The CRTC has “imposed a mandatory order” to TVA Group to comply with regulations and not cut its TVA Sports’ signal for Bell subscribers while it’s in the middle of a dispute.
The decision comes after a very public dispute between Quebecor and Bell, in which Quebecor stopped broadcasting its TVA Sports signal on April 10th at 7pm, right when this year’s Stanley Cup playoffs began.
Quebecor’s CEO Pierre Karl Péladeau said the signal would be pulled if the two companies didn’t reach a fair agreement regarding how much carriage fees would cost for the channel.
When the signal was cut, in an effort to serve its customers, Bell said it offered Rogers’ Sporstnet channels temporarily at no additional fee.
On April 19th, the two carriers appeared at a hearing before the Canadian Radio-television and Telecommunications Commission (CRTC) to resolve the dispute.
Péladeau spoke of unfair treatment by Bell and said its actions were a result of unfair negotiations.
It’s important to note that if a dispute occurs within a commercial partnership, carriers are prohibited from shutting off signals, and during the hearing the CRTC asked why Quebecor decided to break the rules.
Péladeau argued that it was more than just the negotiating process and that Bell was taking advantage of smaller players with the prices it was charging.
“We cannot continue suffering operational losses, sitting around and doing nothing,” he said during the hearing in French.
Bell did secure an injunction from the Quebec Superior Court that required Quebecor to restore the signal but it was only effective until April 23rd.
Bell’s team at the hearing urged the CRTC to impose an order before this deadline was reached.
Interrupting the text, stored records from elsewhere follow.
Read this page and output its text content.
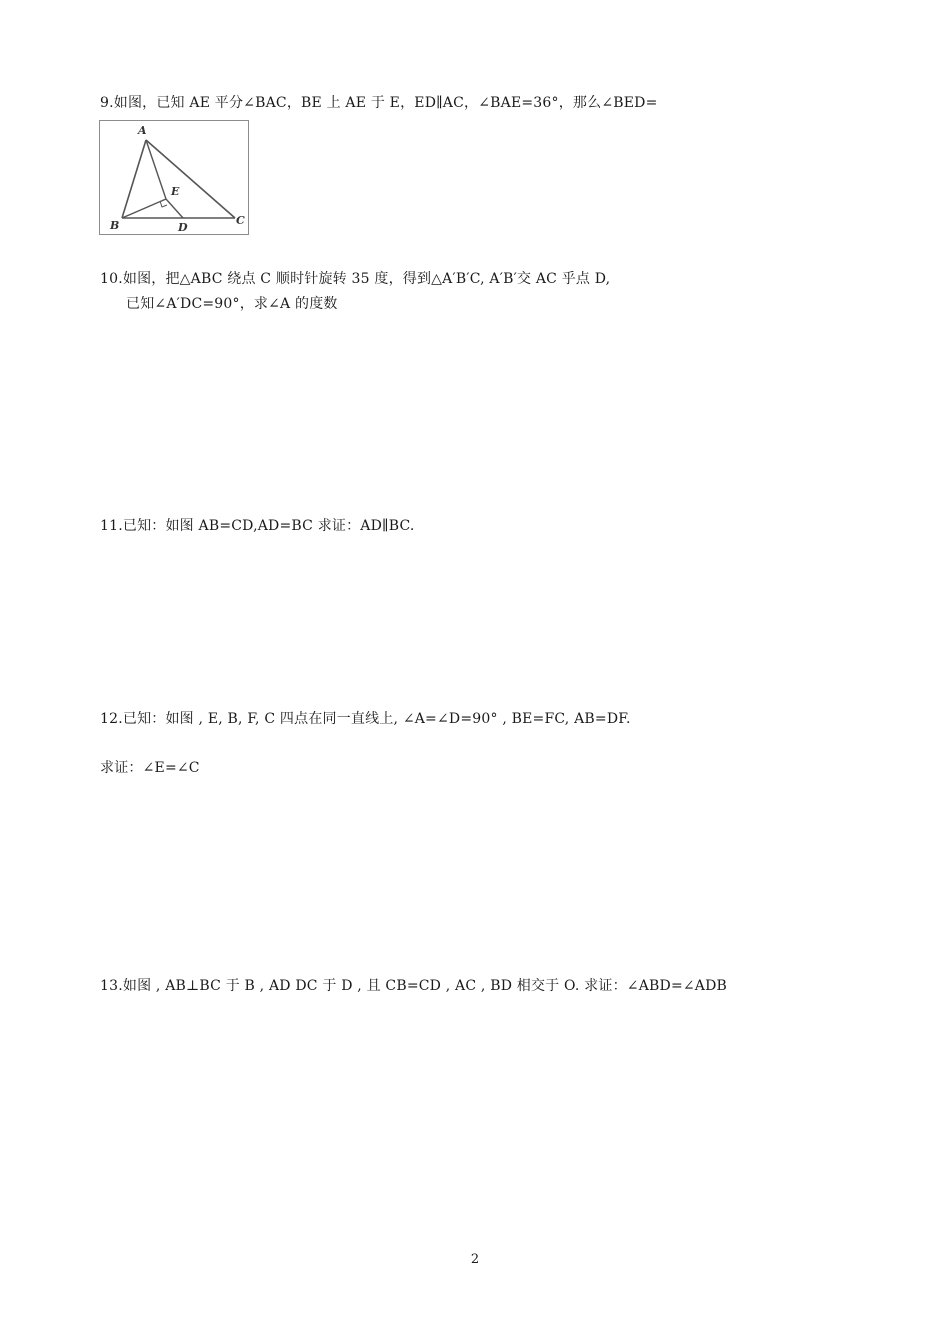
9.如图，已知 AE 平分∠BAC，BE 上 AE 于 E，ED∥AC，∠BAE=36°，那么∠BED=
A
B	C
D
E
10.如图，把△ABC 绕点 C 顺时针旋转 35 度，得到△A′B′C, A′B′交 AC 乎点 D,
已知∠A′DC=90°，求∠A 的度数
11.已知：如图 AB=CD,AD=BC 求证：AD∥BC.
12.已知：如图 , E, B, F, C 四点在同一直线上, ∠A=∠D=90° , BE=FC, AB=DF.
求证：∠E=∠C
13.如图 , AB⊥BC 于 B , AD DC 于 D , 且 CB=CD , AC , BD 相交于 O. 求证：∠ABD=∠ADB
2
It also told the CRTC that if an order was not imposed that Quebecor could try and pull its signal again.
The CRTC said in a statement on April 18th that the order will be registered with the Federal Court.
“Failure to comply with this order may result in contempt of court proceedings, and the court has the authority to impose fines or other corrective measures it deems appropriate,” the CRTC said.
It also added that if the signal was held again or interfered with before the dispute is resolved “TVA Sports’ licence will automatically be suspended for the duration of time that the signal is not provided to Bell Canada.”
“The CRTC is very concerned by TVA Group’s actions. Not only are their actions a serious violation of our regulations, but hundreds of thousands of Canadians were deprived of a channel to which they are subscribed,” CRTC’s chairperson Ian Scott said.
“We have made it clear to TVA Group that we will take all necessary actions to put an end to this unfair practice. Holding a licence is a privilege, not a right. With privileges come certain obligations, and we expect TVA Group to fulfill these obligations.”